James Hickman was free.

The Hickman story underscores the connections between individual desperate acts and the larger social forces that necessitate them. Poverty, segregation, and racism led James Hickman to rent unsafe housing for his family. He had no other choices. He worked tirelessly to provide for his family. He tried consistently to find adequate housing. He couldn’t and this was not because of his individual efforts but because of public policies that forced black people to live in particular parts of the city where they could be taken advantage of by exploitative capitalists. Indeed James Hickman’s ‘choices’ were severely limited and constrained.

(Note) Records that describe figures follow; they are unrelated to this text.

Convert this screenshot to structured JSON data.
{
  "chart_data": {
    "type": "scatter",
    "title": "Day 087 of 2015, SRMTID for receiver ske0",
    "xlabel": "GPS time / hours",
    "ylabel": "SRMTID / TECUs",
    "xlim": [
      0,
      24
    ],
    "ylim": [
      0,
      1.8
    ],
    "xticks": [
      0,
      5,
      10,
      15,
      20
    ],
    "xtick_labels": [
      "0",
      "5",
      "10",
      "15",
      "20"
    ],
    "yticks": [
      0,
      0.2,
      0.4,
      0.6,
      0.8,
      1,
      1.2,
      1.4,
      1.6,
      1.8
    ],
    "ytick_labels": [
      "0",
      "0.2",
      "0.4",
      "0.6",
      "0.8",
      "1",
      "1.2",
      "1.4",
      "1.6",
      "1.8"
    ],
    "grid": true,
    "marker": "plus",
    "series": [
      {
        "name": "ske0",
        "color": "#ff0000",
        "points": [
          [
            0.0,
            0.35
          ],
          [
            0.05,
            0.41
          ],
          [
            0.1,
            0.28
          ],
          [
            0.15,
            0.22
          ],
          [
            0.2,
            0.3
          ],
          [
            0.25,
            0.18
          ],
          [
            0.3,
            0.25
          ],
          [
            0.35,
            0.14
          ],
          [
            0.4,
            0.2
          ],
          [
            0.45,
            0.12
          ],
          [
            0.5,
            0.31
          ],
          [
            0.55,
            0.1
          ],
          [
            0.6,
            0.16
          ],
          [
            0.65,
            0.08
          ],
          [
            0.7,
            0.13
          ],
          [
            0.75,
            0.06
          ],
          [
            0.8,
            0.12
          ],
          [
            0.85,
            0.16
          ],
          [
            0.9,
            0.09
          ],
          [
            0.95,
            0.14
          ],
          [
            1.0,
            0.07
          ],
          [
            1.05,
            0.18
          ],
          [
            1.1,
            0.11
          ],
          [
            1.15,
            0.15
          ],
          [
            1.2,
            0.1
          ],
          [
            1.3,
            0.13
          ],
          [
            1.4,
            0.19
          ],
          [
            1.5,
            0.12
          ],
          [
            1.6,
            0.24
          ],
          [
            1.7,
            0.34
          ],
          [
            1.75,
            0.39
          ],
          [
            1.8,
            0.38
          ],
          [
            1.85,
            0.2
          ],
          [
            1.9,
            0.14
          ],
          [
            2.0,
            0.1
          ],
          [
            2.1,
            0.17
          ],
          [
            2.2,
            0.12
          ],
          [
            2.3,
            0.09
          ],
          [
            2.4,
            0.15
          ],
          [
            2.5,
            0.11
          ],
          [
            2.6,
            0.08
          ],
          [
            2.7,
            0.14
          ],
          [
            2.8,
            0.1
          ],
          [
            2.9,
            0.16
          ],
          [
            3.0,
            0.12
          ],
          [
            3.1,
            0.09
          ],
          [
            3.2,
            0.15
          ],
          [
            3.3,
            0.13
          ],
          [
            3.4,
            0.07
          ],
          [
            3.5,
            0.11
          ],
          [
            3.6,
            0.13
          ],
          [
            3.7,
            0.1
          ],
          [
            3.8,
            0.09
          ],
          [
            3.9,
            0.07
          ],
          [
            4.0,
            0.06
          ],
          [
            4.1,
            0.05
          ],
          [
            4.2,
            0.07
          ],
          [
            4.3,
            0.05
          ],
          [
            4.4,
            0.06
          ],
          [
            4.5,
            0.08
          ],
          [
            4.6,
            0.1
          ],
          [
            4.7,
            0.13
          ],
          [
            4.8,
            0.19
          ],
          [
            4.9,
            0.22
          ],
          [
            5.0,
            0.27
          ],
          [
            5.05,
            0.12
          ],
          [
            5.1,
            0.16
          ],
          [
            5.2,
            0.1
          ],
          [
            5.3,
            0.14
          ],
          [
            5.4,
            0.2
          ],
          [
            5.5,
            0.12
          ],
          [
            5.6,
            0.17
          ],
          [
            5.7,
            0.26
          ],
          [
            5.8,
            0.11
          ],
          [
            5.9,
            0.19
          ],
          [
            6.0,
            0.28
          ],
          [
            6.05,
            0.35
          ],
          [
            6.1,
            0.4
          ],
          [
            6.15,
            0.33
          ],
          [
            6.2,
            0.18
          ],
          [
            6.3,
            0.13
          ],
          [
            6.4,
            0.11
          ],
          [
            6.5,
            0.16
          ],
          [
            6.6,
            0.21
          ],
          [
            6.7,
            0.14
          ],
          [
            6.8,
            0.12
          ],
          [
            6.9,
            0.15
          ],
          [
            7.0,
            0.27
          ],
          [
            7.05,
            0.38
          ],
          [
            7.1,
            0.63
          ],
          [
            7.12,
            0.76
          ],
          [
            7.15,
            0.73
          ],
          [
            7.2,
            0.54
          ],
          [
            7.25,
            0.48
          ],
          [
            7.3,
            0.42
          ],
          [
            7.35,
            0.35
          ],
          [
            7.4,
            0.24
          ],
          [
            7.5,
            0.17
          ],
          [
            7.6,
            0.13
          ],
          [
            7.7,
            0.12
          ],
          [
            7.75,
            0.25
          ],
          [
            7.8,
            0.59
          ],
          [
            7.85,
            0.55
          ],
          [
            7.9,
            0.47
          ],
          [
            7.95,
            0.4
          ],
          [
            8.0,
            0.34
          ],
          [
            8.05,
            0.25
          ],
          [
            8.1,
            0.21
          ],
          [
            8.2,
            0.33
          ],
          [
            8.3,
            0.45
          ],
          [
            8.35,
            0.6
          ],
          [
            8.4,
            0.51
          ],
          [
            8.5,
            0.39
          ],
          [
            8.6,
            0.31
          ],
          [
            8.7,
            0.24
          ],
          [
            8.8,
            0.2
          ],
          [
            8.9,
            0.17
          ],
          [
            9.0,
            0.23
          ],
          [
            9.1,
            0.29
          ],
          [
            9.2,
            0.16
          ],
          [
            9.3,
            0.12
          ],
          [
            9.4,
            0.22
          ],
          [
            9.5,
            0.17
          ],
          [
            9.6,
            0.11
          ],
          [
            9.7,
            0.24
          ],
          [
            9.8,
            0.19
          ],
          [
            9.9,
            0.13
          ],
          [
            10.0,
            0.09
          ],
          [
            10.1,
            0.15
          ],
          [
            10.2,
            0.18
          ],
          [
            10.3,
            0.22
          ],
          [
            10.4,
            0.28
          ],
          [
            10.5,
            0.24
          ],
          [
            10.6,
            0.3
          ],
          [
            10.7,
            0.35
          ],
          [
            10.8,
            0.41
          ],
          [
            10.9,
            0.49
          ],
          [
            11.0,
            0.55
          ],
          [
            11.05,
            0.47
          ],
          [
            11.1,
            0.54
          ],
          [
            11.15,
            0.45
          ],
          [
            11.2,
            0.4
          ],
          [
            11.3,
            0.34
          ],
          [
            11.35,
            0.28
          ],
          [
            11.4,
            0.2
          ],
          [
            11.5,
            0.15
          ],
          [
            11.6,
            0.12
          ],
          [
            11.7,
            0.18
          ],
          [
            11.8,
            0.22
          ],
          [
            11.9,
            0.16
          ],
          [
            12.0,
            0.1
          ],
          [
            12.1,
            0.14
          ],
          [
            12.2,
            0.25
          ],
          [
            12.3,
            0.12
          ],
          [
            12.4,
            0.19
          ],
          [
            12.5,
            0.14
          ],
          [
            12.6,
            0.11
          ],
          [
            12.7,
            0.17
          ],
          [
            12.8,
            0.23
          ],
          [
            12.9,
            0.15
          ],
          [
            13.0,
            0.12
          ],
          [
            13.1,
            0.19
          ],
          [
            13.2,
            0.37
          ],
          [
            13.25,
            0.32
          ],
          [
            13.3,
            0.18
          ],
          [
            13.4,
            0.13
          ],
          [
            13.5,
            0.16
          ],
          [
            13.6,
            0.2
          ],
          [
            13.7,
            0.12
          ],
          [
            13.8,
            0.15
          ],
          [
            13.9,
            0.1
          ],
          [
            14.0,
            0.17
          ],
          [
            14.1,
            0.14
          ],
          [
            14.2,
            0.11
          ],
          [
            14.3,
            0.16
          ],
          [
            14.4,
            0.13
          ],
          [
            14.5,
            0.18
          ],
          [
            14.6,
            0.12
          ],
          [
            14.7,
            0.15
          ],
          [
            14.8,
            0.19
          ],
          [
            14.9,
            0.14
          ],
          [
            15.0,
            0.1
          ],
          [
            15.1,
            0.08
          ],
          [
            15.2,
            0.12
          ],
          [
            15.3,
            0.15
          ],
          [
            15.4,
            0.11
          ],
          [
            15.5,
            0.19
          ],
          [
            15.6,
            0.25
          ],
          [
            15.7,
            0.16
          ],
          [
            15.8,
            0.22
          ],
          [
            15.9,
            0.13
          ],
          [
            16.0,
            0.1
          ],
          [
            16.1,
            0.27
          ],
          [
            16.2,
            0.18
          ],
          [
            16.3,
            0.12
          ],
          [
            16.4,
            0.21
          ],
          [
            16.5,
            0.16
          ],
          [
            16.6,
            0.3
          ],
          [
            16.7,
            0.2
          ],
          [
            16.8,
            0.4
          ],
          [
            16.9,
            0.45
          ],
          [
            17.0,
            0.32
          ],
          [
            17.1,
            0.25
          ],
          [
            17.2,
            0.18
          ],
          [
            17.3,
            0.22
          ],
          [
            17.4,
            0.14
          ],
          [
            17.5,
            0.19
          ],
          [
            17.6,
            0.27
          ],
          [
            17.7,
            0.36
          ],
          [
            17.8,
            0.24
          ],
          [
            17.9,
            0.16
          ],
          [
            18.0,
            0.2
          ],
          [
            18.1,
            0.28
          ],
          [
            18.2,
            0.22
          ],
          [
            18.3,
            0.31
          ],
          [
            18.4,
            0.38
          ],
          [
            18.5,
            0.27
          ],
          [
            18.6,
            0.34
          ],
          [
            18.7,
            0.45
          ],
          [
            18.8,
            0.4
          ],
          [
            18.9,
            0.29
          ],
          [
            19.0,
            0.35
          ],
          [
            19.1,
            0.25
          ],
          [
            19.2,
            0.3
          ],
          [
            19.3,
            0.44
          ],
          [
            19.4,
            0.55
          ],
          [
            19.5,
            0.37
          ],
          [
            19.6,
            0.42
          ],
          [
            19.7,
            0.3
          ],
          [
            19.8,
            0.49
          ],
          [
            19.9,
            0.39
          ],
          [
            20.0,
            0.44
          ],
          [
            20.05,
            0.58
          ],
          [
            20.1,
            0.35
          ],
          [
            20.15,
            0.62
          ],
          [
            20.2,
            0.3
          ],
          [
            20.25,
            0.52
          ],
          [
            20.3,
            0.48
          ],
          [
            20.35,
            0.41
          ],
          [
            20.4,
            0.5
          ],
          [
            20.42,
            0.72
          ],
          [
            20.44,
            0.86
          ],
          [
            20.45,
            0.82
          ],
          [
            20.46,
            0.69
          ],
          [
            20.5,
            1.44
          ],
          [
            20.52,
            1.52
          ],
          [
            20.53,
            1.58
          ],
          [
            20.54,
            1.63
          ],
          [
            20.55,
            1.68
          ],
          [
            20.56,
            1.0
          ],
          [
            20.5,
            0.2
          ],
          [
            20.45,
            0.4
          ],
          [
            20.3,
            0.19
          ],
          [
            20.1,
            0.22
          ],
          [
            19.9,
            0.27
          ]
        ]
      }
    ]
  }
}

Mr. Hickman’s story also brings to mind the subjectivity of concepts like “justice” and “criminality.” His story lays bare the contradictions inherent in these ideas. In Hickman’s case, many in the public believed that he was justified in killing David Coleman because he was distraught and avenging his children’s death by fire. So in their eyes, Hickman was not a criminal but was instead a grieving father pushed to the limits when he could not get ‘justice’ for the death of his beloved children. Racist housing policy was labeled criminal, put on trial and found culpable. The country’s history of official violence was taken into account and James Hickman’s actions were contextualized.

I greatly enjoyed Joe Allen’s book and recommend it. He does an excellent job of tracing the larger story of racism and discrimination that black Chicagoans faced in the mid-20th century through an extraordinary story of one migrant family. Below is a video of Joe Allen describing the Hickman case. It’s worth watching.

Note: For sociologists, the book has the added bonus of featuring Horace Cayton and highlights the role that a social scientist played in exposing the racist housing system in Chicago.